Don Mares will keep the city clean and safe, respond quickly to crime, increase visible police presence in every neighborhood, and establish a 24-hour telephone hotline for graffiti, trash, potholes, and other quality-of-life issues. He will ensure all public safety agencies can communicate with each other.
Public safety is not just about policing — it is about the daily experience of living in a neighborhood. Graffiti that stays up for weeks, potholes that go unfilled, and dark alleys that feel unsafe all erode the quality of life that makes Denver's neighborhoods special. Don's 24-hour hotline will give every resident a direct line to City Hall, and his commitment to interoperable communications will ensure that police, fire, and emergency services can coordinate during crises.
Don Mares won't let the evolution of Denver's transit system stop at T-REX or FasTracks. He will fight for Denver's share of Federal and State transportation dollars, work with RTD on transit oriented development, and look 10 to 20 years ahead to plan the infrastructure Denver's growth demands.

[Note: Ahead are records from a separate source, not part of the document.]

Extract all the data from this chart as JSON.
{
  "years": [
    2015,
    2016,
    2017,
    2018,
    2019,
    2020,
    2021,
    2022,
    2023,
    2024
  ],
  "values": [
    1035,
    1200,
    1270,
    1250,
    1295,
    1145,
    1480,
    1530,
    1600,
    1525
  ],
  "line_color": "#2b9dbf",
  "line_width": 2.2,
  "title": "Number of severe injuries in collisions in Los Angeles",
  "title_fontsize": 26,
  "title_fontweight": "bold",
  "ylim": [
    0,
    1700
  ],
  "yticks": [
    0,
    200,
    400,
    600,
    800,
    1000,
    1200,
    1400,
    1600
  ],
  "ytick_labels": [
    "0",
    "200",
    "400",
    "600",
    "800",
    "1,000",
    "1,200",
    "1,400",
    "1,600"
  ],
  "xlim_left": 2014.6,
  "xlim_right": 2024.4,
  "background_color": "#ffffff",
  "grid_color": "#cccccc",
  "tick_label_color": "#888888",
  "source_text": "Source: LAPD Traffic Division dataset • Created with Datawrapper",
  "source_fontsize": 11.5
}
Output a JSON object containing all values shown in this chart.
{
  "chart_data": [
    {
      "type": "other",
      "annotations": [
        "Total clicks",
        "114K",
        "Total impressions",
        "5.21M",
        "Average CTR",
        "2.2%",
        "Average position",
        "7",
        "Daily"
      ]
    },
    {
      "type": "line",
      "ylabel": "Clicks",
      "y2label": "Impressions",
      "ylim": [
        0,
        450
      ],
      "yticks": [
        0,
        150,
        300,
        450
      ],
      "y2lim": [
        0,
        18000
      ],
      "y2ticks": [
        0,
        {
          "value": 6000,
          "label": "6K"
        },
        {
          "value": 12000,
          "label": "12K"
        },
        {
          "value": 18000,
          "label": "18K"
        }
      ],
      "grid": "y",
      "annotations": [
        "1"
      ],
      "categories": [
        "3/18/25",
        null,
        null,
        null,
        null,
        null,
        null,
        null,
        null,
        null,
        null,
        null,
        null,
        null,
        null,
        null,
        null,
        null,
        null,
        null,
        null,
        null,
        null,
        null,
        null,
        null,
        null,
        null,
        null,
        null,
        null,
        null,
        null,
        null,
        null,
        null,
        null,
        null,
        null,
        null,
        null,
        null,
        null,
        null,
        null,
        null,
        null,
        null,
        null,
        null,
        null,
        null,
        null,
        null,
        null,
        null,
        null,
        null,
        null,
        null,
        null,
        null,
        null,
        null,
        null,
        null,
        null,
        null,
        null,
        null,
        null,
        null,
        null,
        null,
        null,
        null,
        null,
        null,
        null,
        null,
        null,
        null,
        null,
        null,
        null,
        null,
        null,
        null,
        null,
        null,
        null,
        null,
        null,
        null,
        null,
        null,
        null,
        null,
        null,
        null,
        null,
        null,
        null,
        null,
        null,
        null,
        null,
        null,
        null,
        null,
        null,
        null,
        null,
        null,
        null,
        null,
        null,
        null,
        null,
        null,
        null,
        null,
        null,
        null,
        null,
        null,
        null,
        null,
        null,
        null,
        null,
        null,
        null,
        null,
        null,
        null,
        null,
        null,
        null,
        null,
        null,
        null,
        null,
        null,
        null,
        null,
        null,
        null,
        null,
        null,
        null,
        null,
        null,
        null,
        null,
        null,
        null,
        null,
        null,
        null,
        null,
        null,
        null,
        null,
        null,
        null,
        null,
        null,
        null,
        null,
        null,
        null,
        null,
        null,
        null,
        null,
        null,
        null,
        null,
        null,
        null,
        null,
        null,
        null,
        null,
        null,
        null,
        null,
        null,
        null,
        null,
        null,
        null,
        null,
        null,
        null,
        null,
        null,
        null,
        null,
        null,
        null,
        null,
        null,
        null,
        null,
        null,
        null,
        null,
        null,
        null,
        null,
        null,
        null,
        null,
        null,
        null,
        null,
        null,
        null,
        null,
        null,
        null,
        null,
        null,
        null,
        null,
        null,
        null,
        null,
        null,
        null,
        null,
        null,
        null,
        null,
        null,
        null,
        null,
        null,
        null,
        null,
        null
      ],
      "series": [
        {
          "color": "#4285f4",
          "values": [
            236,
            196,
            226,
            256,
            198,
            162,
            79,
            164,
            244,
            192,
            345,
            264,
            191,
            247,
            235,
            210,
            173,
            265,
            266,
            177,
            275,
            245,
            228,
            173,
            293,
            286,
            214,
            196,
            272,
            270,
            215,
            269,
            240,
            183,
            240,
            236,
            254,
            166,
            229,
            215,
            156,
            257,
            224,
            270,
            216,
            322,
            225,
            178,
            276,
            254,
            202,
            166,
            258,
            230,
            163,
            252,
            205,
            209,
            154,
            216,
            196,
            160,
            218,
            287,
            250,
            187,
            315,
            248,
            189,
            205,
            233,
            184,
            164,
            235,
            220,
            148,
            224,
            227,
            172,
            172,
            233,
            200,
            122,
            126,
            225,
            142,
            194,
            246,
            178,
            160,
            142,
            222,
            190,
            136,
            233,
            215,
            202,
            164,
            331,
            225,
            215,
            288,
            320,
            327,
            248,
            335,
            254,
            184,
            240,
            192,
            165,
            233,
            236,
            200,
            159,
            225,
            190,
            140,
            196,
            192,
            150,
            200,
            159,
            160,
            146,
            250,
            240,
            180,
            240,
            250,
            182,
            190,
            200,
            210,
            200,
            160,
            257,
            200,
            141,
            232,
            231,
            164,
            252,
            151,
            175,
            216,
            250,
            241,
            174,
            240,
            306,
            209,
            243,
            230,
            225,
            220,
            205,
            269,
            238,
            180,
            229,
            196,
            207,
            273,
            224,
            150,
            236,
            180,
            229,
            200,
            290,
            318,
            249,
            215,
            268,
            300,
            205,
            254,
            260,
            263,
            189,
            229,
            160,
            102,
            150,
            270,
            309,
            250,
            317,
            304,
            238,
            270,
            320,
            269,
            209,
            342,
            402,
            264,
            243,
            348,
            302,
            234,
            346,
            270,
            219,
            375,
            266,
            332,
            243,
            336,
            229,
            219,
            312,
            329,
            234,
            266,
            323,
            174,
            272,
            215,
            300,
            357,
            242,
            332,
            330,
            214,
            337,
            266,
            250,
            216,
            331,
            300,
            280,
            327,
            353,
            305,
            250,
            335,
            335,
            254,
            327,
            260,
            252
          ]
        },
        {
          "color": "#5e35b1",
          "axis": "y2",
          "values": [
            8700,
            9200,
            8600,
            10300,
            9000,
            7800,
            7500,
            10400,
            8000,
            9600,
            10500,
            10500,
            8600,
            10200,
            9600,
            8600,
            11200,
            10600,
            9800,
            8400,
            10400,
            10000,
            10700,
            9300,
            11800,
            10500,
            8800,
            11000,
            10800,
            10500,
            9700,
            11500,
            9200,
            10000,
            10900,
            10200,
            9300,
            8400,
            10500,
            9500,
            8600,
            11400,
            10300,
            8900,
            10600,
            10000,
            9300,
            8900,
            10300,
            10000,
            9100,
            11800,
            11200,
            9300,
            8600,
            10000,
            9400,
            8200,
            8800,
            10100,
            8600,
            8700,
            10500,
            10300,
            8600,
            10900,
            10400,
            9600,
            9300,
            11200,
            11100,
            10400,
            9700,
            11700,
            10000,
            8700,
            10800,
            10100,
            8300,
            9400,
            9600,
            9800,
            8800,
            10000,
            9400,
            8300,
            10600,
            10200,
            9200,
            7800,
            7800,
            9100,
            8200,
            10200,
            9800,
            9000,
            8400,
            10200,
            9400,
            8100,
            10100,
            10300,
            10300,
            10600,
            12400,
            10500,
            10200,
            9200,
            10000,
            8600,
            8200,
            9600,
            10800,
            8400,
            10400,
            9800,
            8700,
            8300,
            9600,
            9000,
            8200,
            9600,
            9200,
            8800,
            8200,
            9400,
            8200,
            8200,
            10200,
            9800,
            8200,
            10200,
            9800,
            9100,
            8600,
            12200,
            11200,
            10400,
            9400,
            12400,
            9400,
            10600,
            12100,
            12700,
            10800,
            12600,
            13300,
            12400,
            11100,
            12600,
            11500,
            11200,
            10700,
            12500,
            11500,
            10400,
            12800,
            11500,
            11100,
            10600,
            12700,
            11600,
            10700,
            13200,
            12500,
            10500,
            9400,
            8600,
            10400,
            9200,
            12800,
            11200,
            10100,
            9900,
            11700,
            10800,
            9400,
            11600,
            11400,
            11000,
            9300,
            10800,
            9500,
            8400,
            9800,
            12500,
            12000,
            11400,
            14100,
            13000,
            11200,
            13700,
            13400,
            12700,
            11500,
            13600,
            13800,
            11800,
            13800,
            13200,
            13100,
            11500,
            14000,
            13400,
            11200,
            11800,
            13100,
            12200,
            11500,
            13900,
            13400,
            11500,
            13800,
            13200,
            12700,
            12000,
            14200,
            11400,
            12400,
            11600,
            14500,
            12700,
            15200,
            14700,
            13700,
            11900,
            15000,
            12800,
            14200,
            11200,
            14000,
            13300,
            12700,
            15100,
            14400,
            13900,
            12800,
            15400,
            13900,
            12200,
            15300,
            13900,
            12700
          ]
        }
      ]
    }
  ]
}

T-REX proved that Denver can build world-class transit infrastructure. FasTracks will extend light rail and commuter rail across the metro region. But the next mayor must be thinking beyond the current plan. Don will work with RTD to ensure that transit oriented development around new stations benefits neighborhoods, not just developers, and that Denver captures its fair share of federal transportation funding for the next generation of infrastructure.